University PhD award goes to Dr. Hellmann

Every year, the University of Münster honors its best doctorate candidates - whose dissertations have been awarded the grade "summa cum laude" - in a ceremony in the auditorium of the "Schloss", where it also awards the University Dissertation Awards fot the best doctoral thesis in each Faculty. This year, the honor in the Faculty of Biology went to Dr. Margareta Hellmann for her work on the role of the cell wall in the immune response to an often lethal fungus. Cryptococcus neoformans is the name of the culprit, and the name already gives it away: the fungus hides from the immune system. But how does it do that?
Dr. Hellmann performed her doctorate in Prof. Dr. Bruno Moerschbacher's group at the Institute for Biology and Biotechnology of Plants. Sounds surprising, given the topic. But Prof. Moerschbacher's team hypothesized more than 20 years ago that plant-damaging fungi - such as mildew and rust fungi, which cause enormous damage in agriculture - cover their cells with a kind of invisibility cloak that protects them from detection by the plant's immune system. To do so, they use enzymes to convert the protective chitin in their cell walls into chitosan as soon as they penetrate into plant tissue. Chitosan is less stable than chitin, but then, once inside the host plant, the fungus is well protected from environmental influences. Plants have long since "learned" that the presence of chitin signals a fungal attack and activate their immune system in response. However, the plant is blind to chitosan - voilá! Since then, the research group in Münster has been investigating the fungal enzymes - known as chitin deacetylases - that are responsible for this conversion of chitin to chitosan. These enzymes are, of course, essential for the success of the fungus and are, therefore, also good starting points for successful plant protection.
The American research team led by Prof. Dr. Jennifer Lodge - now at Duke University in Durham, North Carolina - took up this hypothesis to explain the high pathogenicity of Cryptococcus and has since been working on developing a strategy for a vaccine against this often fatal fungal infection. A few years ago, the Americans contacted the team in Münster after it had characterized one of the four enzymes of Cryptococcus that could be involved in the conversion of chitin to chitosan and had published the results in the Proceedings of the National Academy of Sciences of the United States of America. Dr. Hellmann used this contact for her doctoral project and began to characterize the other three enzymes of the fungus as well. This proved to be a lengthy process, so Dr. Hellmann developed methods for analyzing the enzyme products, i.e., the fungal chitosans, in parallel. She first tested these methods on conventional crab chitosan and, in doing so, solved - quasi en passant - one of the hotly debated problems in chitin/chitosan research that had been around for decades. The acetic acid groups in chitosan are neither randomly distributed, as most chitosan researchers had assumed, nor arranged in blocks, as a minority kept insisting. In fact, they are surprisingly evenly distributed. And this has consequences for detection by or hiding from the human and plant immune systems. Together with the Americans, Dr. Hellmann is now trying to use these and other findings from her doctoral thesis to improve the vaccination strategy. And together with the Münster team and its start-up CARAPAX biotechnologies, they also aim to optimize the efficiency of chitosan-based plant protection products.
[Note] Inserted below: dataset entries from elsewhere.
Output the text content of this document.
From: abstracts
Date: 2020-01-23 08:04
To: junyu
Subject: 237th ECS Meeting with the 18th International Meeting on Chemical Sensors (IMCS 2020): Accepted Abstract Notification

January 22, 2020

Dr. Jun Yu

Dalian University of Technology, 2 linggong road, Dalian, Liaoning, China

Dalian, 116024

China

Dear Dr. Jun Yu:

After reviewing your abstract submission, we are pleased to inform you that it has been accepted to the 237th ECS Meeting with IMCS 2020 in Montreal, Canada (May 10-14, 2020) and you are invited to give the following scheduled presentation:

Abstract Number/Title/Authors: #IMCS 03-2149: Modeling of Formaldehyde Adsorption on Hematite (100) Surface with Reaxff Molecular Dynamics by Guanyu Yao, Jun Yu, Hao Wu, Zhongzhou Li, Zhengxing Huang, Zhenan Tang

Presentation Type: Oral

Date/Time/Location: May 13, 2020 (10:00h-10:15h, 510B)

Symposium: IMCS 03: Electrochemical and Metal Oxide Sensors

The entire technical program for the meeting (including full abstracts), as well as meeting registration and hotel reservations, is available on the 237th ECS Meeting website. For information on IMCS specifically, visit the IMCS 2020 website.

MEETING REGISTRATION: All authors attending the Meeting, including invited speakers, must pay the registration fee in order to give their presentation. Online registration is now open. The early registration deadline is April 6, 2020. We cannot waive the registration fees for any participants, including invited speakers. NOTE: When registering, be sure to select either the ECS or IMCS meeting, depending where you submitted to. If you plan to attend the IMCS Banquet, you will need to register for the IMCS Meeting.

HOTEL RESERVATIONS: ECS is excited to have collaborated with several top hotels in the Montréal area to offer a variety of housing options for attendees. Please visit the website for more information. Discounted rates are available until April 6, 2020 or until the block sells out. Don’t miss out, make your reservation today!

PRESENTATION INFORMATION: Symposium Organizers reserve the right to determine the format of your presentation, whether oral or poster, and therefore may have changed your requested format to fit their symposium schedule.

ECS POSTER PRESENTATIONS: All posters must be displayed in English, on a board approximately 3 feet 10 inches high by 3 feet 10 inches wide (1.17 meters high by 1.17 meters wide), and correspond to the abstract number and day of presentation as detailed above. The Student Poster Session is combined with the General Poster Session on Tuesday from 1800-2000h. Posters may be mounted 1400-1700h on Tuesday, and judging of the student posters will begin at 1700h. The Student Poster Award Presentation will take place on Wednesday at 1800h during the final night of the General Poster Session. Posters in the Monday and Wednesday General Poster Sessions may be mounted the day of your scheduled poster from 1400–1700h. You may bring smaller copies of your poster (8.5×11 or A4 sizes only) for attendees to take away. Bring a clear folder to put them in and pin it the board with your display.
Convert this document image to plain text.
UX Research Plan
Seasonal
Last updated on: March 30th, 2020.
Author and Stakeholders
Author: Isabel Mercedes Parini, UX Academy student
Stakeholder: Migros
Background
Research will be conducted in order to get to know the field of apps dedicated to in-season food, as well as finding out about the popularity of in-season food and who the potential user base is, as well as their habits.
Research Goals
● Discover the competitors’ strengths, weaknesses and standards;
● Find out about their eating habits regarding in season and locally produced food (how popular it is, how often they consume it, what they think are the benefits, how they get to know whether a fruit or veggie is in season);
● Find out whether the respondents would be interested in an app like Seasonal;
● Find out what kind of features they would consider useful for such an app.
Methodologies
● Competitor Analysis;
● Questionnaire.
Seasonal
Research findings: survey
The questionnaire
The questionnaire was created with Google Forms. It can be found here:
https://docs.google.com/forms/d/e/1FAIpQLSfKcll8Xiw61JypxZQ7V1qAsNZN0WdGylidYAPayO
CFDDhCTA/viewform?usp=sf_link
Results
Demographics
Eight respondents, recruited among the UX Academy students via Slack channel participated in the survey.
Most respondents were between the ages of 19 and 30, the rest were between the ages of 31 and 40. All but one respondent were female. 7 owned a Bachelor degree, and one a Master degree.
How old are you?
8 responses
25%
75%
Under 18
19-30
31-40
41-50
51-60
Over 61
Dr. Hellmann financed her doctoral research with a scholarship from the German Academic Scholarship Foundation, and her current postdoctoral phase in Münster with a DFG research project. She already has an impressive list of 12 publications, some of which in highly reputed journals. A further 15, for which all data is already available, are currently in various stages of preparation or review. This not only testifies to the high significance of her research, but also to her willingness and ability to cooperate with other research teams worldwide - not just her colleagues in the USA. It will be exciting to follow her future career path. We are already looking forward to the surprises that lie ahead.